CrowdStrike Outage Could Cost Fortune 500 Companies $5.4B

The global IT outage caused by CrowdStrike’s faulty software update could cost Fortune 500 companies $5.4 billion, according to figures from insurer Parametrix.

Last week, CrowdStrike published an update to its security software, only for it to cause systems running on Microsoft Windows all over the world to glitch and completely crash.

Companies across the country were heavily affected, with Parametrix estimating the average loss was $44 million per Fortune 500 company.

In total, one-quarter of Fortune 500 firms were impacted. One hundred percent of airlines were affected, along with 43% of retailers and three-quarters of health and banking sector firms.

Airlines were hit hardest by the outage as planes were grounded throughout the nation. Those delays could cost airlines $143 million, the insurer suggests.

The companies facing the largest direct financial loss will be health care firms. Parametrix estimates the outage will cost companies like Pfizer and Humana around $1.938 billion.

Banking companies are estimated to have lost $1.149 billion. Companies in health care and banking account for 57% of total losses.

‍In contrast, manufacturing, the largest sector by revenue, suffered a loss of just $36 million. Software and IT-related services, excluding Microsoft, were among the least affected. Parametrix does not include Microsoft given the company’s role in the outage. While it didn’t cause the issue, the outage only occurred on devices running on Windows.

Related:CrowdStrike 'Updates' Deliver Malware and More as Attacks Snowball

Credit: Parametrix

However, the portion of loss covered by cyber insurance policies will likely be no more than 10% to 20%, with Parametrix stating many companies have large risk retentions and low policy limits relative to the potential outage loss. 

Parametrix said insurers wouldn’t rely solely on the CrowdStrike event for modeling future cloud-based failures as the outage hit both on-premises applications and those residing in the cloud.

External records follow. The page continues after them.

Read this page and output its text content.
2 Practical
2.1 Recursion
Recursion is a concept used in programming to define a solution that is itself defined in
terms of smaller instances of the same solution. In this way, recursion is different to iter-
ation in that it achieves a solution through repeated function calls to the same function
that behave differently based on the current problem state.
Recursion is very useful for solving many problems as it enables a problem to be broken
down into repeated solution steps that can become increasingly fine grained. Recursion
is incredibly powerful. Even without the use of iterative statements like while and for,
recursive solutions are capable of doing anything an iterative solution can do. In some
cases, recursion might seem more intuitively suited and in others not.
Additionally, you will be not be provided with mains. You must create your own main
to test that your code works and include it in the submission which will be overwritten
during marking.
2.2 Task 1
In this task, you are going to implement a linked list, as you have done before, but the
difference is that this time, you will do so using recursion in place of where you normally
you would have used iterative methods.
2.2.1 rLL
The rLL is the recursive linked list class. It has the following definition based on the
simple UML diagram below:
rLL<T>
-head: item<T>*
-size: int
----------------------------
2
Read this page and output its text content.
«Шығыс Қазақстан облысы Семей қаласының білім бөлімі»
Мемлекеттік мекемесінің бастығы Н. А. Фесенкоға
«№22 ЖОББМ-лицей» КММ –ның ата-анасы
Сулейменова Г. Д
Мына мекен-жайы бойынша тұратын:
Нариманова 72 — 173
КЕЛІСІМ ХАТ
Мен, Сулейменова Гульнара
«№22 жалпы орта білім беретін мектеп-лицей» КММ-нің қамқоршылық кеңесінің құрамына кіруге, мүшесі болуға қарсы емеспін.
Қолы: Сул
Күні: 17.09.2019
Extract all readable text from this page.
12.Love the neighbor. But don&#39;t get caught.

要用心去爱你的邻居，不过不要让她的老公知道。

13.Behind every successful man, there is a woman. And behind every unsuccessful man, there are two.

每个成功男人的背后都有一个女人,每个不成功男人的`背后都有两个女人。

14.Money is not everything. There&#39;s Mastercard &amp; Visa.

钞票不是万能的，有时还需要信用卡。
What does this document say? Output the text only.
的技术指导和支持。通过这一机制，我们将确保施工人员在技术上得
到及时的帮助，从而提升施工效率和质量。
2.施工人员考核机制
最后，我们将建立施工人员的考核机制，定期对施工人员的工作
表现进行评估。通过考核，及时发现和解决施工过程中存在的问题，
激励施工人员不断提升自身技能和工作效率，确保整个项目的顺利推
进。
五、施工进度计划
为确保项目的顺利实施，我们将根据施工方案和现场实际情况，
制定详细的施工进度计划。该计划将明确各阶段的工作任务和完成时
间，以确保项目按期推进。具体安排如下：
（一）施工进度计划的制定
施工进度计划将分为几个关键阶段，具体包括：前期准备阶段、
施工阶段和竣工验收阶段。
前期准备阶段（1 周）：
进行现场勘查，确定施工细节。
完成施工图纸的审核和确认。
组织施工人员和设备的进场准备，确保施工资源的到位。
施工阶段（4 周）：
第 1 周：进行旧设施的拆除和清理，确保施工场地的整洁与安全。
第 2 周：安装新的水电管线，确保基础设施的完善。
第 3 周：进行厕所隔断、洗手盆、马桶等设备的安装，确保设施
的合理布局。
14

“Our analysis of the CrowdStrike outage shows not only the possible extent of a systemic cyber loss event but also its boundaries,” said Jonatan Hatzor, Parametrix’s co-founder and CEO. “It tells us more about the ways that insurers and reinsurers can diversify their cyber risk portfolios to minimize the potential impacts of systemic cyber risk.

“However, our analysis does not show the whole diversification picture. A cyber insurer focused on very large companies will certainly suffer a much greater CrowdStrike loss relative to premium than one with a large SME book.”

Parametrix’s report also highlights the disparity in recovery times between traditional industries relying on physical computers and those with cloud-based infrastructures.

Related:Hackers Create Fake CrowdStrike Recovery Resources to Distribute Malware

Cloud-based systems were found to have greater resilience and faster recovery capabilities.